Two hours passed before she found what she was searching for. A series of surveillance videos.
She opened the first file, and her breath caught.
Squad S.
Seven figures moved across the grainy footage, armed and weary, their uniforms bearing the mark of Division. They dragged chained figures behind them, specimens, or perhaps survivors. The faces were obscured, but the lead officer was unmistakable.
Richard.
He looked thinner, his expression unreadable, his movements slow but deliberate. Dried blood streaked his armor. Behind him, Lance limped, another man clutched his side. The scene replayed in eerie silence, a loop trapped in time.
Ahce watched it again and again, searching for any sign that he saw the camera, that he knew he was being watched.
Then she noticed the metadata.
The footage hadn’t been logged by any member of the squad. No access credentials matched. The system had recorded it autonomously, timestamped, cataloged, and labeled with every squad member’s ID and biometric data.
Someone, or something, had been observing them.
Her pulse quickened. She navigated deeper into the archives, bypassing firewalls that had lain dormant for years. That was when she found the final file.

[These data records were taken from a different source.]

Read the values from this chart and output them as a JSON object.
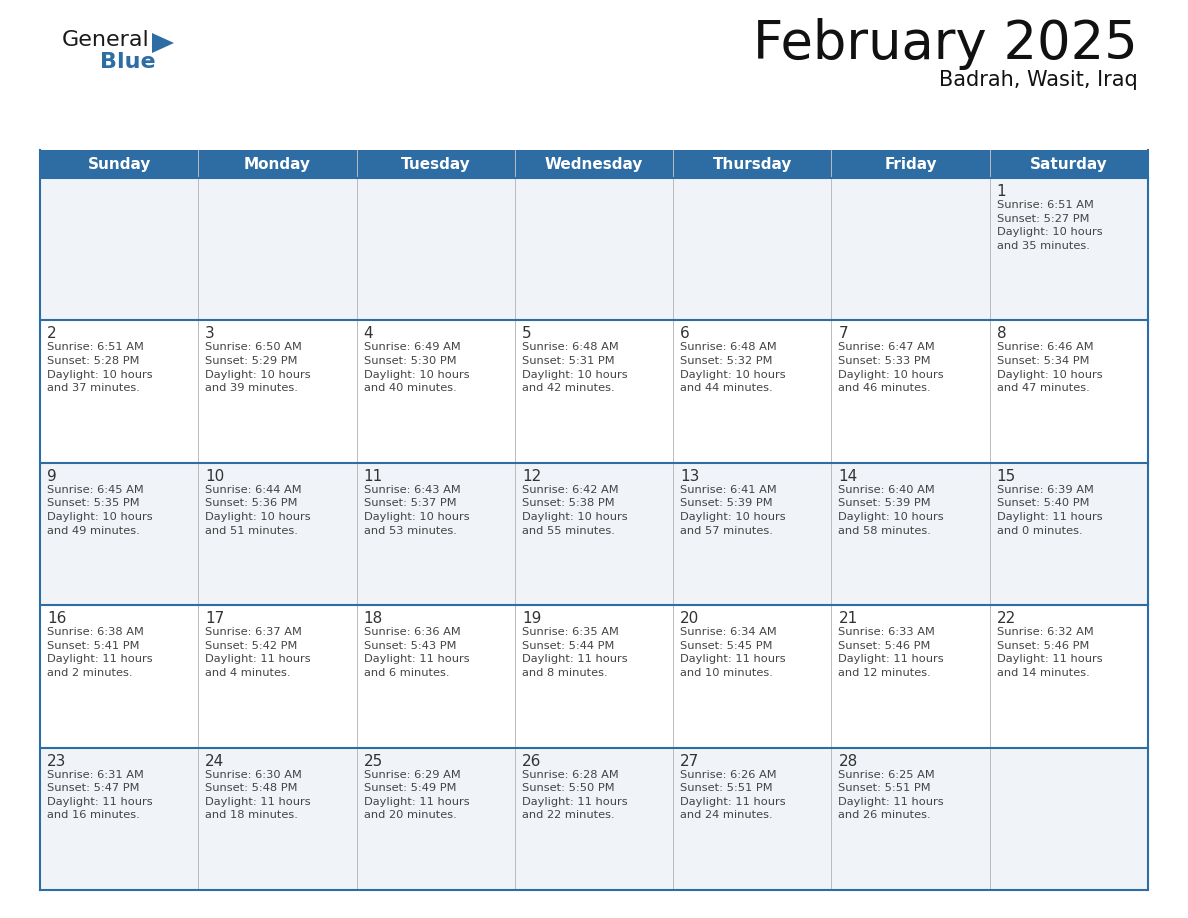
{
  "title": "February 2025",
  "subtitle": "Badrah, Wasit, Iraq",
  "header_bg": "#2E6DA4",
  "header_text_color": "#FFFFFF",
  "cell_bg_odd": "#FFFFFF",
  "cell_bg_even": "#F0F4F8",
  "border_color": "#2E6DA4",
  "grid_line_color": "#AAAAAA",
  "text_color": "#444444",
  "day_number_color": "#333333",
  "days_of_week": [
    "Sunday",
    "Monday",
    "Tuesday",
    "Wednesday",
    "Thursday",
    "Friday",
    "Saturday"
  ],
  "weeks": [
    [
      {
        "day": null,
        "info": null
      },
      {
        "day": null,
        "info": null
      },
      {
        "day": null,
        "info": null
      },
      {
        "day": null,
        "info": null
      },
      {
        "day": null,
        "info": null
      },
      {
        "day": null,
        "info": null
      },
      {
        "day": 1,
        "info": "Sunrise: 6:51 AM\nSunset: 5:27 PM\nDaylight: 10 hours\nand 35 minutes."
      }
    ],
    [
      {
        "day": 2,
        "info": "Sunrise: 6:51 AM\nSunset: 5:28 PM\nDaylight: 10 hours\nand 37 minutes."
      },
      {
        "day": 3,
        "info": "Sunrise: 6:50 AM\nSunset: 5:29 PM\nDaylight: 10 hours\nand 39 minutes."
      },
      {
        "day": 4,
        "info": "Sunrise: 6:49 AM\nSunset: 5:30 PM\nDaylight: 10 hours\nand 40 minutes."
      },
      {
        "day": 5,
        "info": "Sunrise: 6:48 AM\nSunset: 5:31 PM\nDaylight: 10 hours\nand 42 minutes."
      },
      {
        "day": 6,
        "info": "Sunrise: 6:48 AM\nSunset: 5:32 PM\nDaylight: 10 hours\nand 44 minutes."
      },
      {
        "day": 7,
        "info": "Sunrise: 6:47 AM\nSunset: 5:33 PM\nDaylight: 10 hours\nand 46 minutes."
      },
      {
        "day": 8,
        "info": "Sunrise: 6:46 AM\nSunset: 5:34 PM\nDaylight: 10 hours\nand 47 minutes."
      }
    ],
    [
      {
        "day": 9,
        "info": "Sunrise: 6:45 AM\nSunset: 5:35 PM\nDaylight: 10 hours\nand 49 minutes."
      },
      {
        "day": 10,
        "info": "Sunrise: 6:44 AM\nSunset: 5:36 PM\nDaylight: 10 hours\nand 51 minutes."
      },
      {
        "day": 11,
        "info": "Sunrise: 6:43 AM\nSunset: 5:37 PM\nDaylight: 10 hours\nand 53 minutes."
      },
      {
        "day": 12,
        "info": "Sunrise: 6:42 AM\nSunset: 5:38 PM\nDaylight: 10 hours\nand 55 minutes."
      },
      {
        "day": 13,
        "info": "Sunrise: 6:41 AM\nSunset: 5:39 PM\nDaylight: 10 hours\nand 57 minutes."
      },
      {
        "day": 14,
        "info": "Sunrise: 6:40 AM\nSunset: 5:39 PM\nDaylight: 10 hours\nand 58 minutes."
      },
      {
        "day": 15,
        "info": "Sunrise: 6:39 AM\nSunset: 5:40 PM\nDaylight: 11 hours\nand 0 minutes."
      }
    ],
    [
      {
        "day": 16,
        "info": "Sunrise: 6:38 AM\nSunset: 5:41 PM\nDaylight: 11 hours\nand 2 minutes."
      },
      {
        "day": 17,
        "info": "Sunrise: 6:37 AM\nSunset: 5:42 PM\nDaylight: 11 hours\nand 4 minutes."
      },
      {
        "day": 18,
        "info": "Sunrise: 6:36 AM\nSunset: 5:43 PM\nDaylight: 11 hours\nand 6 minutes."
      },
      {
        "day": 19,
        "info": "Sunrise: 6:35 AM\nSunset: 5:44 PM\nDaylight: 11 hours\nand 8 minutes."
      },
      {
        "day": 20,
        "info": "Sunrise: 6:34 AM\nSunset: 5:45 PM\nDaylight: 11 hours\nand 10 minutes."
      },
      {
        "day": 21,
        "info": "Sunrise: 6:33 AM\nSunset: 5:46 PM\nDaylight: 11 hours\nand 12 minutes."
      },
      {
        "day": 22,
        "info": "Sunrise: 6:32 AM\nSunset: 5:46 PM\nDaylight: 11 hours\nand 14 minutes."
      }
    ],
    [
      {
        "day": 23,
        "info": "Sunrise: 6:31 AM\nSunset: 5:47 PM\nDaylight: 11 hours\nand 16 minutes."
      },
      {
        "day": 24,
        "info": "Sunrise: 6:30 AM\nSunset: 5:48 PM\nDaylight: 11 hours\nand 18 minutes."
      },
      {
        "day": 25,
        "info": "Sunrise: 6:29 AM\nSunset: 5:49 PM\nDaylight: 11 hours\nand 20 minutes."
      },
      {
        "day": 26,
        "info": "Sunrise: 6:28 AM\nSunset: 5:50 PM\nDaylight: 11 hours\nand 22 minutes."
      },
      {
        "day": 27,
        "info": "Sunrise: 6:26 AM\nSunset: 5:51 PM\nDaylight: 11 hours\nand 24 minutes."
      },
      {
        "day": 28,
        "info": "Sunrise: 6:25 AM\nSunset: 5:51 PM\nDaylight: 11 hours\nand 26 minutes."
      },
      {
        "day": null,
        "info": null
      }
    ]
  ],
  "logo_general_color": "#1a1a1a",
  "logo_blue_color": "#2E6DA4",
  "title_fontsize": 38,
  "subtitle_fontsize": 15,
  "header_fontsize": 11,
  "day_num_fontsize": 11,
  "info_fontsize": 8.2
}
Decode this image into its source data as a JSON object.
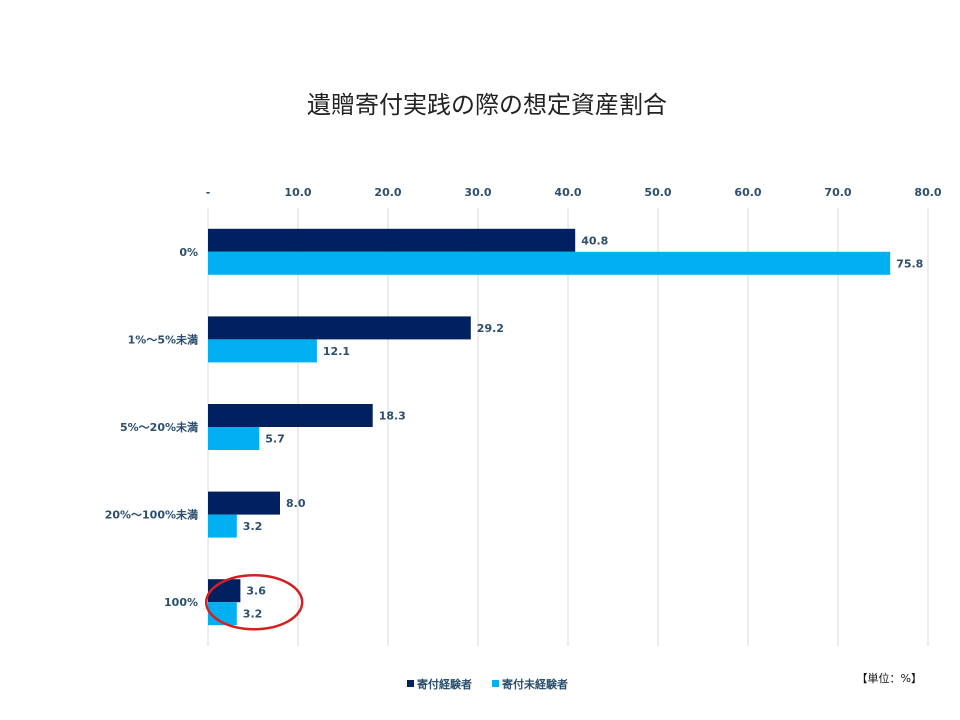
{
  "chart_data": {
    "type": "bar",
    "orientation": "horizontal",
    "title": "遺贈寄付実践の際の想定資産割合",
    "categories": [
      "0%",
      "1%～5%未満",
      "5%～20%未満",
      "20%～100%未満",
      "100%"
    ],
    "series": [
      {
        "name": "寄付経験者",
        "values": [
          40.8,
          29.2,
          18.3,
          8.0,
          3.6
        ],
        "labels": [
          "40.8",
          "29.2",
          "18.3",
          "8.0",
          "3.6"
        ],
        "color": "#002060"
      },
      {
        "name": "寄付未経験者",
        "values": [
          75.8,
          12.1,
          5.7,
          3.2,
          3.2
        ],
        "labels": [
          "75.8",
          "12.1",
          "5.7",
          "3.2",
          "3.2"
        ],
        "color": "#00b0f0"
      }
    ],
    "xlim": [
      0,
      80
    ],
    "x_ticks": [
      "-",
      "10.0",
      "20.0",
      "30.0",
      "40.0",
      "50.0",
      "60.0",
      "70.0",
      "80.0"
    ],
    "x_axis_position": "top",
    "grid": true,
    "legend": "bottom",
    "unit_note": "【単位：%】",
    "highlight": {
      "category": "100%",
      "shape": "ellipse",
      "color": "#d42020"
    }
  }
}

Its name made her hands shake.
[DIVISION ENHANCEMENT PROGRAM: TAINTED BLOOD.]
Opening it felt like peeling back the last layer of humanity left in the world.
The document was incomplete, its data corrupted, but one paragraph stood clear in bold type.
"Selected Division units are to undergo genetic modification to enhance combat endurance, resilience, and sensory perception. Subject blood to be fused with genetic sequences from apex predators."
She scrolled further, her eyes catching names in the data tables: Canis lupus, Panthera tigris, Falco peregrinus. Wolves. Tigers. Falcons.
Beneath them was the signature of the project head.
Ahce’s heart nearly stopped.
The signature was real. Authoritative. Familiar.
It belonged to someone within The Division itself. Someone powerful enough to turn soldiers into monsters. And perhaps, someone who already had Richard in their hands.